Jennifer Elder, a 27-year old Victoria native with cornflower blue eyes, loves her work in Canada's tar sands. A certified electrician, Elder is one of three women among 500 employees working on a site two hours away from Fort McMurray.
Only 115 pounds "when soaking wet", Elder has learned to hold her own by wielding a mixture of humour, diplomacy, and a can-do attitude among some of the toughest guys in Alberta. If there's something heavy to lift, Elder goes for it and the guys respect her.
"They're my bros," she says.
Despite extremities in weather, location, and gender imbalance, the delicate-looking Elder says she wakes up every morning and can't wait to go to work.
She relishes the intellectual challenge of analyzing plans and figuring out how the job must be done. She welcomes the challenge of lifting heavy weight and pulling the cables, and can't get enough of working outside; even in the summer when, as some joke, the mosquitoes are as big as cows.
Elder is one of approximately 22,340 workers directly employed in the oil sands, according to the Petroleum Human Resources Council of Canada in 2012. Like Elder, many of these Canadians left behind sluggish job prospects at home to work up north in what has been called "the world's largest industrial project" and, by climate activist Bill McKibben, "the fuse to the carbon bomb."
Jennifer Elder embodies the promise and prosperity of Canada's oil reserves, an environment where hard work leads to high pay and where reliability and skill are rewarded with more responsibility and praise.
Although a 2012 University of Calgary study found that Canadians rank the oil industry at the bottom of a list of trustworthy industries, alongside lawyers and used car salesmen, Elder is quick to point out that not everyone has the luxury of being choosey, or refusing the opportunity available in a multi-billion dollar industry that can't hire enough workers fast enough.

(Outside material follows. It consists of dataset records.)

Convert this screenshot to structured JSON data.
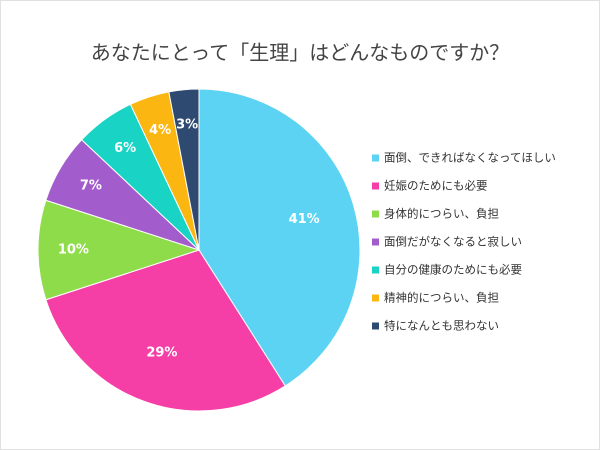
{
  "chart_data": {
    "type": "pie",
    "title": "あなたにとって「生理」はどんなものですか？",
    "categories": [
      "面倒、できればなくなってほしい",
      "妊娠のためにも必要",
      "身体的につらい、負担",
      "面倒だがなくなると寂しい",
      "自分の健康のためにも必要",
      "精神的につらい、負担",
      "特になんとも思わない"
    ],
    "values": [
      41,
      29,
      10,
      7,
      6,
      4,
      3
    ],
    "value_labels": [
      "41%",
      "29%",
      "10%",
      "7%",
      "6%",
      "4%",
      "3%"
    ],
    "colors": [
      "#5dd3f3",
      "#f53fa6",
      "#8fdc4a",
      "#a35ccc",
      "#19d3c5",
      "#fbb611",
      "#2e4a70"
    ],
    "legend": "right"
  }
}
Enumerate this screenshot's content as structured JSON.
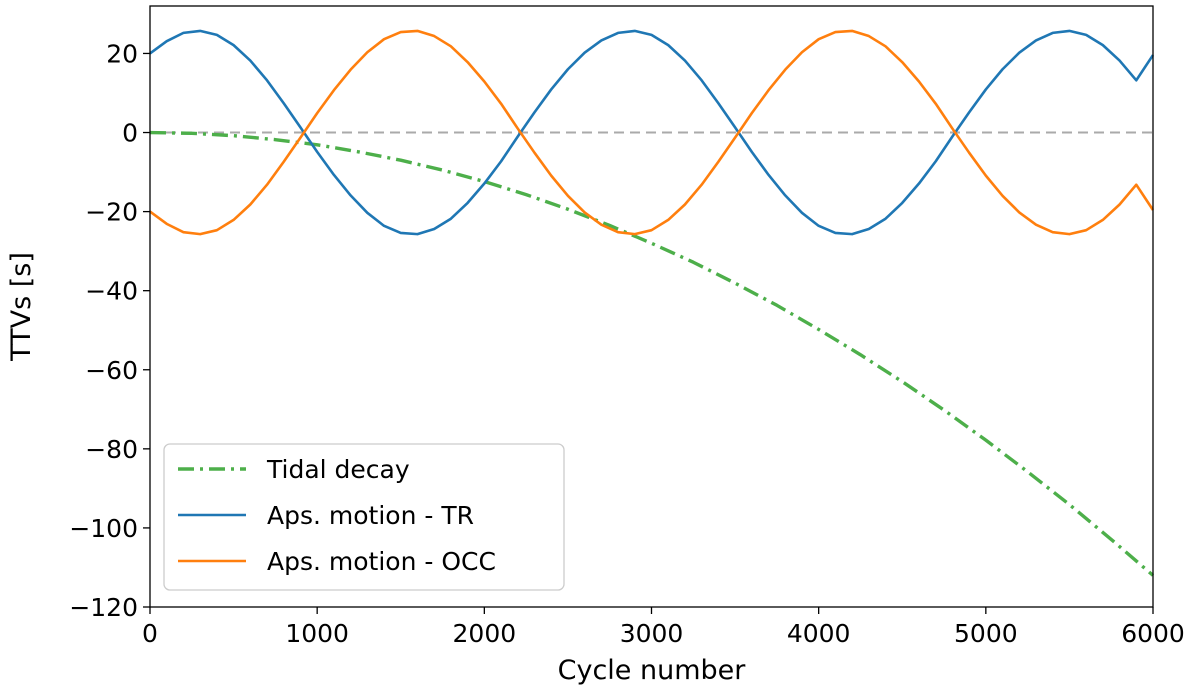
{
  "chart_data": {
    "type": "line",
    "title": "",
    "xlabel": "Cycle number",
    "ylabel": "TTVs [s]",
    "xlim": [
      0,
      6000
    ],
    "ylim": [
      -120,
      32
    ],
    "xticks": [
      0,
      1000,
      2000,
      3000,
      4000,
      5000,
      6000
    ],
    "xtick_labels": [
      "0",
      "1000",
      "2000",
      "3000",
      "4000",
      "5000",
      "6000"
    ],
    "yticks": [
      -120,
      -100,
      -80,
      -60,
      -40,
      -20,
      0,
      20
    ],
    "ytick_labels": [
      "−120",
      "−100",
      "−80",
      "−60",
      "−40",
      "−20",
      "0",
      "20"
    ],
    "grid": false,
    "legend_position": "lower-left",
    "reference_line": {
      "y": 0,
      "style": "dashed",
      "color": "#aaaaaa"
    },
    "series": [
      {
        "name": "Tidal decay",
        "color": "#4daf4a",
        "style": "dashdot",
        "x": [
          0,
          250,
          500,
          750,
          1000,
          1250,
          1500,
          1750,
          2000,
          2250,
          2500,
          2750,
          3000,
          3250,
          3500,
          3750,
          4000,
          4250,
          4500,
          4750,
          5000,
          5250,
          5500,
          5750,
          6000
        ],
        "y": [
          0,
          -0.2,
          -0.8,
          -1.8,
          -3.1,
          -4.9,
          -7.0,
          -9.5,
          -12.4,
          -15.7,
          -19.4,
          -23.5,
          -28.0,
          -32.8,
          -38.1,
          -43.7,
          -49.8,
          -56.2,
          -63.0,
          -70.2,
          -77.8,
          -85.8,
          -94.1,
          -102.9,
          -112.0
        ]
      },
      {
        "name": "Aps. motion - TR",
        "color": "#1f77b4",
        "style": "solid",
        "amplitude": 25.7,
        "period_cycles": 2700,
        "y_at_0": 20,
        "x": [
          0,
          100,
          200,
          300,
          400,
          500,
          600,
          700,
          800,
          900,
          1000,
          1100,
          1200,
          1300,
          1400,
          1500,
          1600,
          1700,
          1800,
          1900,
          2000,
          2100,
          2200,
          2300,
          2400,
          2500,
          2600,
          2700,
          2800,
          2900,
          3000,
          3100,
          3200,
          3300,
          3400,
          3500,
          3600,
          3700,
          3800,
          3900,
          4000,
          4100,
          4200,
          4300,
          4400,
          4500,
          4600,
          4700,
          4800,
          4900,
          5000,
          5100,
          5200,
          5300,
          5400,
          5500,
          5600,
          5700,
          5800,
          5900,
          6000
        ],
        "y": [
          20.0,
          23.1,
          25.2,
          25.7,
          24.7,
          22.1,
          18.2,
          13.2,
          7.4,
          1.3,
          -4.9,
          -10.7,
          -15.9,
          -20.3,
          -23.6,
          -25.4,
          -25.7,
          -24.4,
          -21.8,
          -17.8,
          -12.9,
          -7.3,
          -1.0,
          5.1,
          10.9,
          16.0,
          20.2,
          23.3,
          25.2,
          25.7,
          24.7,
          22.1,
          18.2,
          13.2,
          7.4,
          1.3,
          -4.9,
          -10.7,
          -15.9,
          -20.3,
          -23.6,
          -25.4,
          -25.7,
          -24.4,
          -21.8,
          -17.8,
          -12.9,
          -7.3,
          -1.0,
          5.1,
          10.9,
          16.0,
          20.2,
          23.3,
          25.2,
          25.7,
          24.7,
          22.1,
          18.2,
          13.2,
          19.6
        ]
      },
      {
        "name": "Aps. motion - OCC",
        "color": "#ff7f0e",
        "style": "solid",
        "amplitude": 25.7,
        "period_cycles": 2700,
        "y_at_0": -20,
        "x": [
          0,
          100,
          200,
          300,
          400,
          500,
          600,
          700,
          800,
          900,
          1000,
          1100,
          1200,
          1300,
          1400,
          1500,
          1600,
          1700,
          1800,
          1900,
          2000,
          2100,
          2200,
          2300,
          2400,
          2500,
          2600,
          2700,
          2800,
          2900,
          3000,
          3100,
          3200,
          3300,
          3400,
          3500,
          3600,
          3700,
          3800,
          3900,
          4000,
          4100,
          4200,
          4300,
          4400,
          4500,
          4600,
          4700,
          4800,
          4900,
          5000,
          5100,
          5200,
          5300,
          5400,
          5500,
          5600,
          5700,
          5800,
          5900,
          6000
        ],
        "y": [
          -20.0,
          -23.1,
          -25.2,
          -25.7,
          -24.7,
          -22.1,
          -18.2,
          -13.2,
          -7.4,
          -1.3,
          4.9,
          10.7,
          15.9,
          20.3,
          23.6,
          25.4,
          25.7,
          24.4,
          21.8,
          17.8,
          12.9,
          7.3,
          1.0,
          -5.1,
          -10.9,
          -16.0,
          -20.2,
          -23.3,
          -25.2,
          -25.7,
          -24.7,
          -22.1,
          -18.2,
          -13.2,
          -7.4,
          -1.3,
          4.9,
          10.7,
          15.9,
          20.3,
          23.6,
          25.4,
          25.7,
          24.4,
          21.8,
          17.8,
          12.9,
          7.3,
          1.0,
          -5.1,
          -10.9,
          -16.0,
          -20.2,
          -23.3,
          -25.2,
          -25.7,
          -24.7,
          -22.1,
          -18.2,
          -13.2,
          -19.6
        ]
      }
    ]
  }
}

She says her co-workers may not agree with Canada's energy policy and may wish for "greener" jobs, but they choose work in the oil sands over life on welfare back home.
What it's like for a young woman in the oil sands
Right after Elder received her electrician certification in Victoria, the economy went bad. She tried to find work for about eight months, with no luck. A friend's dad had a trade workers' company in Fort McMurray. He needed some electricians and asked her to come up.
"I didn't even know what the oil sands were. I just thought I was going to be doing regular commercial work. I didn't know it got freezing. I didn't know it got down to minus 45 degrees Celsius."
She found out fast, she said, laughing during a recent interview on a balmy summer day in Vancouver.
"We've had to go up in the air when it was 50 below with the wind blowing. It gets cold. You're wearing so many layers of clothing that just doing a small task takes 10 minutes. When it gets to a certain temperature, you work 10 minutes on, 10 minutes off. It gets pretty intense, particularly up at 40 to 108 feet in the air."
The work involves "laying the wire for motors, drillers, steam generators, oil treatment buildings, motor control stations. The crew pulls it for all the small gadgets, float transmitters, everything that measures the oil in the tanks or the pipes, limit transmitters."
Her last project involved building new infrastructure for a Canadian company that then went into the U.S. They engineer a lot of equipment. They also build. They have a place where they build the flare stacks.
"We manufacture a lot of the equipment the oil sands need. The MCC is the motor control centre where all of our power is fed from. They'll build that and then ship it up. Ninety-nine per cent of the infrastructure gets to the oil sands by semi-trucks. We manufacture in Nisku, Alberta and then ship it about four-five hour drive to oil sands."